Life on Earth also involved geometric translations, as the networks of natural history film- making gain an increasingly global reach upon nature. In an era which saw the development of the American and Russian space programmes, the first photographs of the earth from space (Cosgrove, 1990), and the first awareness of global environmental change, Life on Earthtakes its place in documentary and environmental history, re-visioning global awareness and introducing a new view of the world.

"In the earliest years of documentary we saw the explorer-documentarist lead the way providing glimpses of the exotic and faraway. The new technologies vastly expanded his role. He could take cameras into undersea worlds of astounding beauty, and also into other worlds. He could show, from regions of the moon and beyond, shots of our own earth, a green oasis in endless nothingness. [...] Such ventures stirred increasing concern for spaceship earth and its blessings, seemingly so unique and perhaps more fragile than was thought. Addressing this concern was one of television's most awesome achievements, the BBC TV series Life on Earth (1979), in which David Attenborough criss-crossed the globe, pinpointing the rise and decline of innumerable species" (Barnouw, 1983: 297).

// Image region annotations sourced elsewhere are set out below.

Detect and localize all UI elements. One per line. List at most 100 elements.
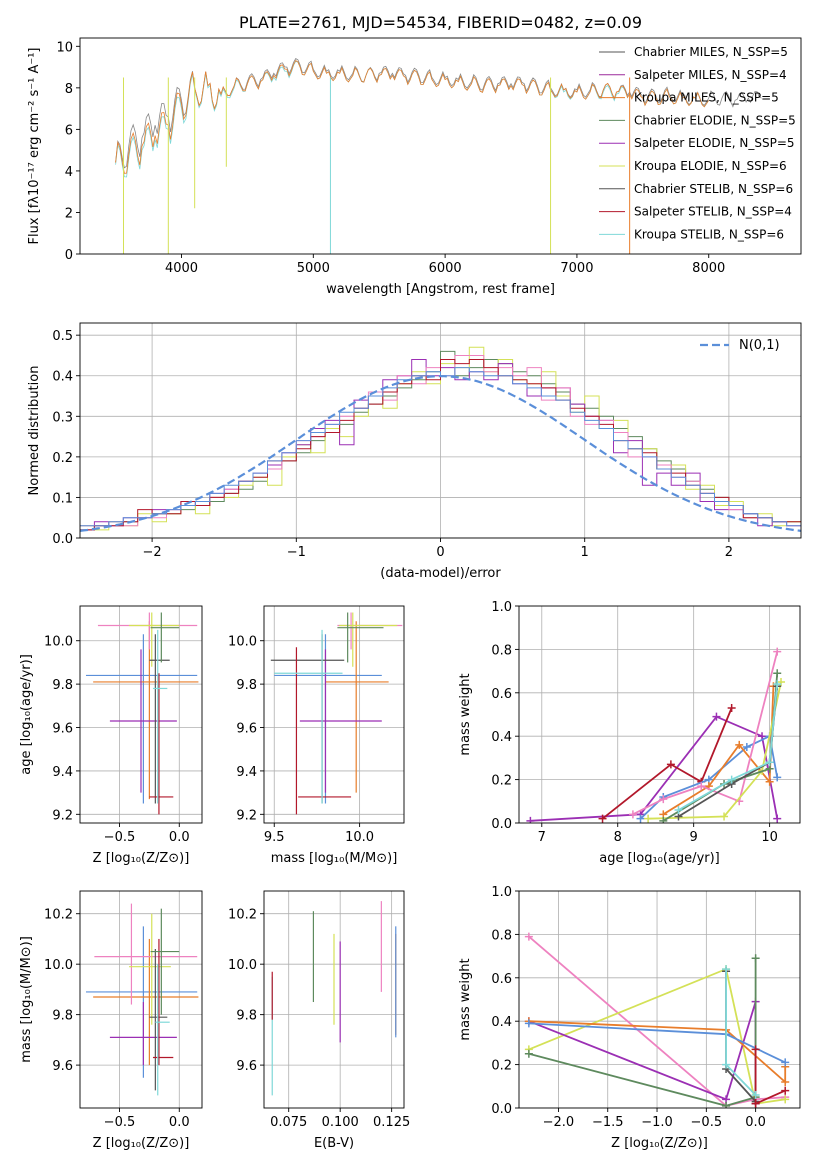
x-tick-label: 1 [581,545,589,560]
weight-point-marker [773,647,782,656]
weight-point-marker [781,1058,790,1067]
x-tick-label: 9 [690,830,698,845]
x-tick-label: −1.5 [592,1115,624,1130]
y-tick-label: 0.6 [491,972,512,987]
plot-area [264,606,404,823]
y-tick-label: 9.4 [52,765,73,780]
weight-point-marker [773,680,782,689]
y-tick-label: 10.2 [228,908,257,923]
y-tick-label: 10.2 [44,908,73,923]
y-tick-label: 9.6 [52,1059,73,1074]
weight-point-marker [524,1019,533,1028]
spectrum-series-line [115,60,710,174]
y-tick-label: 1.0 [491,885,512,900]
weight-point-marker [765,758,774,767]
x-axis-label: wavelength [Angstrom, rest frame] [326,282,555,297]
chart-spectrum: Chabrier MILES, N_SSP=5 Salpeter MILES, N… [27,13,802,297]
weight-point-marker [773,773,782,782]
y-tick-label: 0.8 [491,928,512,943]
weight-point-marker [781,1095,790,1104]
weight-point-marker [659,795,668,804]
weight-series-line [662,686,775,816]
plot-area [519,606,800,823]
weight-point-marker [773,814,782,823]
y-tick-label: 9.2 [236,808,257,823]
weight-point-marker [773,669,782,678]
y-tick-label: 0.3 [52,410,73,425]
spectrum-legend: Chabrier MILES, N_SSP=5 Salpeter MILES, N… [599,45,796,241]
chart-mass-vs-Z: −0.5 0.0 9.6 9.8 10.0 10.2 Z [log₁₀(Z/Z⊙)] mass… [19,890,203,1151]
y-tick-label: 9.6 [236,722,257,737]
weight-point-marker [722,1101,731,1108]
weight-point-marker [628,810,637,819]
chart-age-vs-mass: 9.5 10.0 9.2 9.4 9.6 9.8 10.0 mass [log₁₀(M/M⊙)… [228,605,405,866]
y-tick-label: 0.1 [52,491,73,506]
y-tick-label: 0.2 [491,774,512,789]
legend-label: N(0,1) [739,338,780,353]
y-tick-label: 6 [65,123,73,138]
y-tick-label: 0.4 [52,370,73,385]
weight-point-marker [644,814,653,823]
plot-area [80,323,801,538]
x-tick-label: 6000 [429,261,462,276]
x-tick-label: 0.0 [745,1115,766,1130]
y-tick-label: 0.0 [491,817,512,832]
x-tick-label: −0.5 [691,1115,723,1130]
weight-point-marker [751,1099,760,1108]
y-tick-label: 10 [56,40,73,55]
y-tick-label: 9.8 [236,1009,257,1024]
y-tick-label: 9.8 [52,678,73,693]
weight-point-marker [751,1090,760,1099]
weight-point-marker [781,1086,790,1095]
y-tick-label: 10.0 [228,958,257,973]
y-tick-label: 0.4 [491,730,512,745]
axes-frame [79,890,203,1109]
weight-point-marker [720,812,729,821]
y-tick-label: 0.8 [491,643,512,658]
weight-point-marker [674,805,683,814]
y-tick-label: 9.8 [52,1009,73,1024]
x-tick-label: −2 [143,545,162,560]
x-tick-label: 0 [436,545,444,560]
plot-area [115,57,762,254]
weight-point-marker [712,712,721,721]
legend-label: Chabrier STELIB, N_SSP=6 [634,182,793,196]
legend-label: Salpeter ELODIE, N_SSP=5 [634,136,795,150]
x-tick-label: 0.075 [270,1115,307,1130]
x-tick-label: −0.5 [104,1115,136,1130]
x-tick-label: 7000 [560,261,593,276]
y-tick-label: 0.5 [52,329,73,344]
weight-series-line [678,684,779,811]
x-axis-label: Z [log₁₀(Z/Z⊙)] [93,851,190,866]
legend-label: Kroupa STELIB, N_SSP=6 [634,227,784,241]
y-tick-label: 9.4 [236,765,257,780]
y-axis-label: mass weight [458,958,473,1040]
x-axis-label: Z [log₁₀(Z/Z⊙)] [93,1136,190,1151]
axes-frame [263,890,405,1109]
x-tick-label: 0.0 [169,1115,190,1130]
x-tick-label: 9.5 [264,830,285,845]
x-tick-label: −1.0 [641,1115,673,1130]
y-tick-label: 0.4 [491,1015,512,1030]
weight-point-marker [524,1049,533,1058]
weight-point-marker [722,965,731,974]
plot-area [80,891,202,1108]
normal-curve [80,375,801,532]
y-tick-label: 10.0 [44,958,73,973]
weight-point-marker [526,816,535,823]
legend-label: Salpeter STELIB, N_SSP=4 [634,205,792,219]
x-tick-label: 2 [725,545,733,560]
chart-title: PLATE=2761, MJD=54534, FIBERID=0482, z=0… [239,13,642,32]
weight-point-marker [697,782,706,791]
weight-point-marker [659,816,668,823]
x-tick-label: −0.5 [104,830,136,845]
y-tick-label: 9.6 [52,722,73,737]
legend-label: Kroupa MILES, N_SSP=5 [634,91,779,105]
x-tick-label: 0.100 [322,1115,359,1130]
weight-series-line [528,935,786,1107]
x-axis-label: Z [log₁₀(Z/Z⊙)] [611,1136,708,1151]
y-tick-label: 10.0 [228,635,257,650]
chart-mass-weight-vs-Z: −2.0 −1.5 −1.0 −0.5 0.0 0.0 0.2 0.4 0.6 0.8 1.0 Z [… [458,885,801,1151]
weight-point-marker [666,760,675,769]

However, whilst the geometric translations of the networks of the Unit criss-crossed the globe, they did so through specific sites whilst also leaving spaces. This global reach on nature was not a surface, but was simultaneously global and local through nodal points within these new geographies of knowledge. The locations of filming tended to be site specific, and film-makers returned to the same sites on the basis of research stations, contacts and previous experience. For many filming trips California thus became the desert, North Carolina the swamps. The rainforest is represented by Costa Rica, and Panama. Borneo represented Asian tropical forest. There were various sites in Europe and Australia and, of course, there was the Serengeti, where groups of wildlife cameramen became permanently located. These were the areas where nature could be best controlled for film-making practices, yet they were also the ones presented as the wilderness settings for most wildlife films.

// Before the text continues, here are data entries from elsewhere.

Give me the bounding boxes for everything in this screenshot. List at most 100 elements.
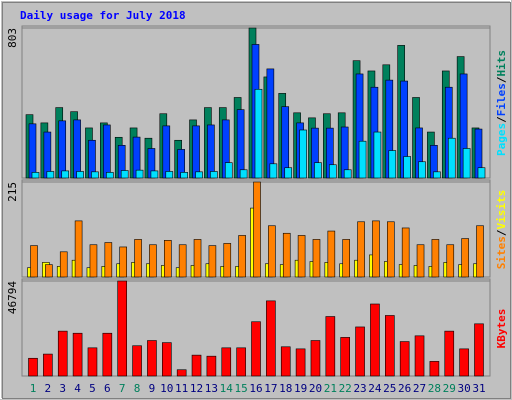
x-tick-label: 13 xyxy=(205,382,218,395)
legend-separator: / xyxy=(495,116,508,123)
bar xyxy=(28,357,38,377)
x-tick-label: 23 xyxy=(353,382,366,395)
bar xyxy=(45,264,53,278)
x-tick-label: 17 xyxy=(264,382,277,395)
bar xyxy=(342,239,351,278)
bar xyxy=(239,169,248,179)
bar xyxy=(89,244,98,278)
bar xyxy=(132,345,142,377)
bar xyxy=(401,227,410,278)
bar xyxy=(147,340,157,377)
bar xyxy=(162,342,172,377)
bar xyxy=(57,330,68,377)
bar xyxy=(476,225,484,278)
x-tick-label: 6 xyxy=(104,382,111,395)
bar xyxy=(238,235,246,278)
bar xyxy=(325,316,336,377)
bar xyxy=(91,171,99,179)
bar xyxy=(43,131,52,179)
x-tick-label: 3 xyxy=(59,382,66,395)
bar xyxy=(297,235,306,278)
bar xyxy=(176,369,187,377)
bar xyxy=(253,181,261,278)
bar xyxy=(164,240,172,278)
bar xyxy=(299,129,307,179)
bar xyxy=(180,172,188,179)
bar xyxy=(208,245,217,278)
bar xyxy=(295,348,306,377)
bar xyxy=(223,243,232,278)
bar xyxy=(134,239,142,278)
bar xyxy=(372,220,380,278)
bar xyxy=(399,341,410,377)
x-tick-label: 25 xyxy=(383,382,396,395)
bar xyxy=(343,169,352,179)
bar xyxy=(251,321,261,377)
bar xyxy=(76,171,84,179)
x-tick-label: 1 xyxy=(30,382,37,395)
bar xyxy=(459,348,469,377)
x-tick-label: 12 xyxy=(190,382,203,395)
x-tick-label: 15 xyxy=(235,382,248,395)
x-tick-label: 24 xyxy=(368,382,382,395)
bar xyxy=(61,170,70,179)
bar xyxy=(73,119,81,179)
bar xyxy=(102,332,113,377)
bar xyxy=(43,353,53,377)
bar xyxy=(119,246,127,278)
bar xyxy=(254,88,263,179)
bar xyxy=(120,170,129,179)
x-tick-label: 14 xyxy=(220,382,234,395)
bar xyxy=(447,137,456,179)
bar xyxy=(221,347,232,377)
bar xyxy=(268,225,276,278)
legend: KBytes xyxy=(495,309,508,349)
bar xyxy=(104,242,113,278)
bar xyxy=(195,171,203,179)
bar xyxy=(191,354,202,377)
bar xyxy=(340,337,351,377)
bar xyxy=(281,106,290,179)
x-tick-label: 11 xyxy=(175,382,188,395)
bar xyxy=(210,171,218,179)
x-tick-label: 30 xyxy=(458,382,471,395)
bar xyxy=(384,315,395,377)
x-tick-label: 2 xyxy=(45,382,52,395)
bar xyxy=(103,124,111,179)
x-tick-label: 27 xyxy=(413,382,426,395)
bar xyxy=(373,131,382,179)
bar xyxy=(357,221,365,278)
x-tick-label: 5 xyxy=(89,382,96,395)
legend-entry: Hits xyxy=(495,50,508,77)
chart-title: Daily usage for July 2018 xyxy=(20,9,186,22)
bar xyxy=(431,239,440,278)
x-tick-label: 9 xyxy=(149,382,156,395)
bar xyxy=(266,300,276,377)
x-tick-label: 21 xyxy=(324,382,337,395)
bar xyxy=(192,125,200,179)
bar xyxy=(117,280,127,377)
bar xyxy=(162,125,171,179)
bar xyxy=(106,172,114,179)
legend: Pages/Files/Hits xyxy=(495,50,508,156)
bar xyxy=(462,148,471,179)
bar xyxy=(59,251,68,278)
x-tick-label: 22 xyxy=(339,382,352,395)
bar xyxy=(329,164,337,179)
bar xyxy=(28,123,37,179)
x-tick-label: 19 xyxy=(294,382,307,395)
bar xyxy=(269,163,278,179)
bar xyxy=(314,162,322,179)
bar xyxy=(236,347,246,377)
bar xyxy=(416,244,425,278)
legend-entry: Pages xyxy=(495,123,508,156)
bar xyxy=(207,124,215,179)
bar xyxy=(31,172,40,179)
y-tick-label: 215 xyxy=(6,182,19,202)
bar xyxy=(429,361,440,377)
legend-entry: Sites xyxy=(495,236,508,269)
bar xyxy=(358,140,367,179)
bar xyxy=(46,171,55,179)
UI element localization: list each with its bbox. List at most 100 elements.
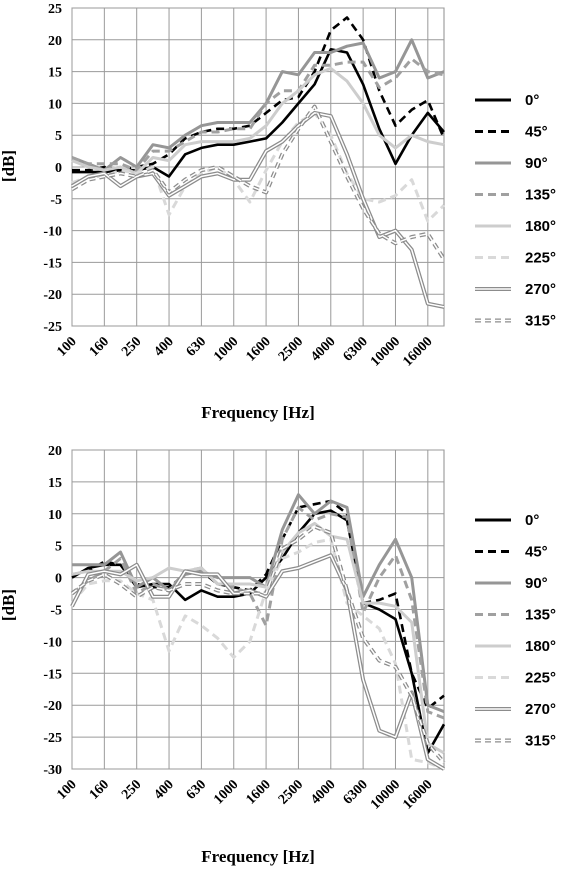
series-line <box>72 493 445 713</box>
series-line <box>71 66 445 175</box>
x-tick-label: 250 <box>119 334 144 359</box>
y-tick-label: 10 <box>48 508 62 523</box>
x-axis-title: Frequency [Hz] <box>201 403 314 422</box>
series-45deg <box>72 16 446 172</box>
series-90deg <box>72 493 445 713</box>
x-tick-label: 16000 <box>400 334 435 369</box>
x-tick-label: 100 <box>54 334 79 359</box>
y-tick-label: -15 <box>43 256 62 271</box>
legend-label: 45° <box>525 124 548 141</box>
legend-label: 315° <box>525 733 556 750</box>
x-tick-label: 400 <box>151 334 176 359</box>
y-tick-label: 15 <box>48 66 62 81</box>
series-line <box>71 505 445 720</box>
series-270deg <box>70 110 445 309</box>
x-tick-label: 4000 <box>308 777 338 807</box>
series-line-inner <box>71 105 445 260</box>
series-315deg <box>70 104 446 261</box>
y-tick-label: -25 <box>43 731 62 746</box>
series-315deg <box>70 524 446 764</box>
x-tick-label: 1600 <box>244 334 274 364</box>
y-tick-label: -20 <box>43 699 62 714</box>
legend-label: 90° <box>525 155 548 172</box>
series-225deg <box>70 537 445 771</box>
y-tick-label: 20 <box>48 444 62 459</box>
series-line <box>71 57 445 172</box>
series-line-inner <box>71 112 445 308</box>
y-tick-label: 0 <box>55 572 62 587</box>
y-tick-label: -20 <box>43 288 62 303</box>
legend-label: 225° <box>525 670 556 687</box>
series-line <box>71 521 445 755</box>
x-tick-label: 10000 <box>368 334 403 369</box>
chart-2: -30 -25 -20 -15 -10 -5 0 5 10 15 20 100 160 250 400 630… <box>0 444 556 866</box>
x-tick-label: 400 <box>151 777 176 802</box>
x-tick-label: 1000 <box>211 334 241 364</box>
x-tick-label: 1000 <box>211 777 241 807</box>
legend-label: 315° <box>525 313 556 330</box>
x-tick-label: 2500 <box>276 334 306 364</box>
y-tick-label: 20 <box>48 34 62 49</box>
y-tick-label: -30 <box>43 763 62 778</box>
x-tick-label: 630 <box>184 334 209 359</box>
legend-label: 180° <box>525 638 556 655</box>
series-0deg <box>71 509 446 755</box>
x-tick-label: 1600 <box>244 777 274 807</box>
y-tick-label: 0 <box>55 161 62 176</box>
y-axis-title: [dB] <box>0 150 18 182</box>
legend-label: 0° <box>525 92 539 109</box>
series-line <box>71 111 446 223</box>
legend-label: 90° <box>525 575 548 592</box>
series-line <box>71 38 445 172</box>
y-tick-label: -15 <box>43 667 62 682</box>
y-tick-label: 5 <box>55 540 62 555</box>
x-tick-label: 160 <box>87 334 112 359</box>
legend-label: 270° <box>525 701 556 718</box>
x-tick-label: 6300 <box>341 334 371 364</box>
y-tick-label: -5 <box>50 193 62 208</box>
y-tick-label: -25 <box>43 320 62 335</box>
x-tick-label: 6300 <box>341 777 371 807</box>
y-tick-label: 10 <box>48 97 62 112</box>
y-tick-label: -5 <box>50 604 62 619</box>
legend-label: 135° <box>525 607 556 624</box>
x-tick-label: 100 <box>54 777 79 802</box>
legend: 0° 45° 90° 135° 180° 225° 270° 315° <box>475 512 556 750</box>
legend-label: 135° <box>525 187 556 204</box>
x-tick-label: 2500 <box>276 777 306 807</box>
series-line <box>72 47 445 178</box>
legend: 0° 45° 90° 135° 180° 225° 270° 315° <box>475 92 556 330</box>
y-axis-title: [dB] <box>0 589 18 621</box>
x-tick-label: 10000 <box>368 777 403 812</box>
x-tick-label: 160 <box>87 777 112 802</box>
series-135deg <box>71 57 445 172</box>
series-line-inner <box>71 525 445 764</box>
series-line-outer <box>70 524 446 764</box>
series-180deg <box>71 66 445 175</box>
x-tick-label: 630 <box>184 777 209 802</box>
series-225deg <box>71 111 446 223</box>
x-tick-label: 4000 <box>308 334 338 364</box>
legend-label: 180° <box>525 218 556 235</box>
legend-label: 45° <box>525 544 548 561</box>
series-line <box>70 537 445 771</box>
legend-label: 0° <box>525 512 539 529</box>
x-tick-label: 250 <box>119 777 144 802</box>
series-line <box>72 16 446 172</box>
y-tick-label: 5 <box>55 129 62 144</box>
series-0deg <box>72 47 445 178</box>
series-line <box>71 509 446 755</box>
series-90deg <box>71 38 445 172</box>
legend-label: 270° <box>525 281 556 298</box>
y-tick-label: -10 <box>43 225 62 240</box>
y-tick-label: 25 <box>48 2 62 17</box>
legend-label: 225° <box>525 250 556 267</box>
series-135deg <box>71 505 445 720</box>
x-tick-label: 16000 <box>400 777 435 812</box>
series-180deg <box>71 521 445 755</box>
y-tick-label: -10 <box>43 635 62 650</box>
x-axis-title: Frequency [Hz] <box>201 847 314 866</box>
y-tick-label: 15 <box>48 476 62 491</box>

This was the contradiction of the new global scope of the natural history. Within these global networks of nature, supported by blue-chip natural history film-making, there is little opportunity to articulate local solutions to the fragile sense of responsibility their global vision suggests. The new professional qualities of wildlife footage and the international focus of the markets for natural history films meant it becomes difficult for an individual country to produce a programmes featuring its own wildlife. As Adrian explains:

"It’s hard to make English programmes. Just as it’s hard for the Germans to make German programmes or Norwegians to make Norwegian programmes because

there isn’t enough money to do it properly, just from their own countries, it has to be international in terms of making a profit" (Gareth, interview 11.7.95).

These exclusions also caused problems for the production of films with an environmental focus. The separation of nature and culture within blue-chip natural history films constructed a view of nature that is neutral, value free; a nature without people, and a commodity without language problems. Environmental issues could not be addressed within these programmes. The Natural History Unit's account of the environmental responsibility of its films, thus becomes incorporated into the blue-chip values. As David Attenborough suggests: "My job as a natural history film-maker is to convey the reality of the environment so that people will recognise its value, its interest, its intrinsic merit and feel some responsibility for it" (David Attenborough, quoted in Burgess and Unwin, 1984: 106). Either that or "you do different programmes" (Attenborough, quoted in Burgess and Unwin, 1984: 108). However, the associations developed through the networks of natural history film-making mean that it is now more difficult for the Natural History Unit to make different programmes.